Cable industry urges lawmakers to reform retransmission rules

Rutledge said broadcasters have grown bolder in recent years, demanding higher carriage fees and requiring cable providers to carry additional cable channels as part of negotiations. He also noted that broadcasters have threatened more than 30 blackouts since 2000.

"With government rules that protect broadcasters from the consequences of their pricing decisions, this may be a rational negotiating strategy, but over time it leads to substantially increased programming costs to the detriment of customers and other programmers without the legal leverage granted to broadcasters," Rutledge said.

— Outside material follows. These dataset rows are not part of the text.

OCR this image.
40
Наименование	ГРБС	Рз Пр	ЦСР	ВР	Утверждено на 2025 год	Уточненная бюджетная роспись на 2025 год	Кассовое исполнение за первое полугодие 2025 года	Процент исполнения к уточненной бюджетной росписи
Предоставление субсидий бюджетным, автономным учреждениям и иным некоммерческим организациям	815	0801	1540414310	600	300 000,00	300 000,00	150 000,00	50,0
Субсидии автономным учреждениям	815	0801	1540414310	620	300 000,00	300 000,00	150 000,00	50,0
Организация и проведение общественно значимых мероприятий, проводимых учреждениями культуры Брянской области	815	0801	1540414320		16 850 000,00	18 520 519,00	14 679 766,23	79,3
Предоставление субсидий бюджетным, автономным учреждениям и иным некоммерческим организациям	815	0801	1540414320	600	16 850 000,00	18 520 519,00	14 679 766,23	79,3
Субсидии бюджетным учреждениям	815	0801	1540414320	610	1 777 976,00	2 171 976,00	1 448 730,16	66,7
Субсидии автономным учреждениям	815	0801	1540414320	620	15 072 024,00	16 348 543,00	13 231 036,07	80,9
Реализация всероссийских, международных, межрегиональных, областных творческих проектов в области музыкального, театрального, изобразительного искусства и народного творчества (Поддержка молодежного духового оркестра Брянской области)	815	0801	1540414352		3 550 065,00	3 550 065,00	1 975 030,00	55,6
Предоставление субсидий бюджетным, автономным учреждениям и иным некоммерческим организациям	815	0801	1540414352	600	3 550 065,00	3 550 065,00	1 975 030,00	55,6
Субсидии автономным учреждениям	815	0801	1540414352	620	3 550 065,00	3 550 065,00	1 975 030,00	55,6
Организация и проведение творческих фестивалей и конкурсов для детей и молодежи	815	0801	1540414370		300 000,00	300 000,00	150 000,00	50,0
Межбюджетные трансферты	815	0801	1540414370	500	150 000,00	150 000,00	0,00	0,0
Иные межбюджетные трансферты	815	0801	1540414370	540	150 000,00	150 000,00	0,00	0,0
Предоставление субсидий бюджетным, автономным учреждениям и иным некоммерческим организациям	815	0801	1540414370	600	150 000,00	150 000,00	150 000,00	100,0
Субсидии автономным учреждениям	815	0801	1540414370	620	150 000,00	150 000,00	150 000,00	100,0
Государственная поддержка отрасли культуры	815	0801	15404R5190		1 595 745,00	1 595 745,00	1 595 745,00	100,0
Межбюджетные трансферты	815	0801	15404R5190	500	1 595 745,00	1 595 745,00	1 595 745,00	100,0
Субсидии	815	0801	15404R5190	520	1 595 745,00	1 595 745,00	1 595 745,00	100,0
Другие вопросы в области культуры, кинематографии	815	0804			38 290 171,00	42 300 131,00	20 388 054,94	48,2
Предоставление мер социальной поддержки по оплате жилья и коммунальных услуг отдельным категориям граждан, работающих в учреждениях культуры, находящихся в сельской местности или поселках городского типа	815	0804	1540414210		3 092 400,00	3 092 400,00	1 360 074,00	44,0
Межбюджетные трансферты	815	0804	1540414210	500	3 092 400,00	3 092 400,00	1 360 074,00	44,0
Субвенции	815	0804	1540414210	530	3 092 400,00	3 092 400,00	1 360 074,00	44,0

In an op-ed published Wednesday, National Association of Broadcasters president and former Oregon Sen. Gordon Smith (R) took the opposing stance, arguing such negotiations are almost always successful unless one side has an expectation of government intervention.


"Recognizing the overwhelming historical success of retransmission consent, some pay-TV operators have undertaken a cynical campaign to manufacture market failure in the hope that Congress will rewrite established law — and tip the scales in pay TV’s favor," Smith said. "The government must resist this course of action."

Charles Segars, CEO of the independent national arts and culture television network Ovation, said the current rules overly favor broadcasters by forcing cable companies to devote more bandwidth and resources to their offerings, squeezing out independent programming. Segars asked lawmakers to adopt rules that would prevent broadcasters from requiring cable companies to carry their auxiliary networks.

"This is a call for a level playing field," Segars said. "If large broadcasters are allowed to use the airwaves owned by all Americans to extract payment for historically free TV service, then let's not allow them to bundle all their other services with it."

The lone dissenting voice on the panel will be Joseph Uva, president of Spanish language broadcaster Univision. Univision entered into retransmission consent negotiations for the first time in 2008 and has since negotiated more than 150 carriage agreements with cable, satellite and telephone companies without any signal disruptions.

Uva said the current system works because both sides have powerful motivation to reach an agreement: blackout cause cable providers to lose subscribers and damages the relationship between content providers and their advertisers.

"I certainly understand concerns by elected officials that their constituents not have to face even the temporary loss of a favorite station’s signal on cable or satellite," Uva said. "But we are very concerned that government mandates — such as requiring Univision to keep providing our programming to a distributor even where we failed to reach a deal — would distort the market by removing our distributors’ primary incentive to reach agreement."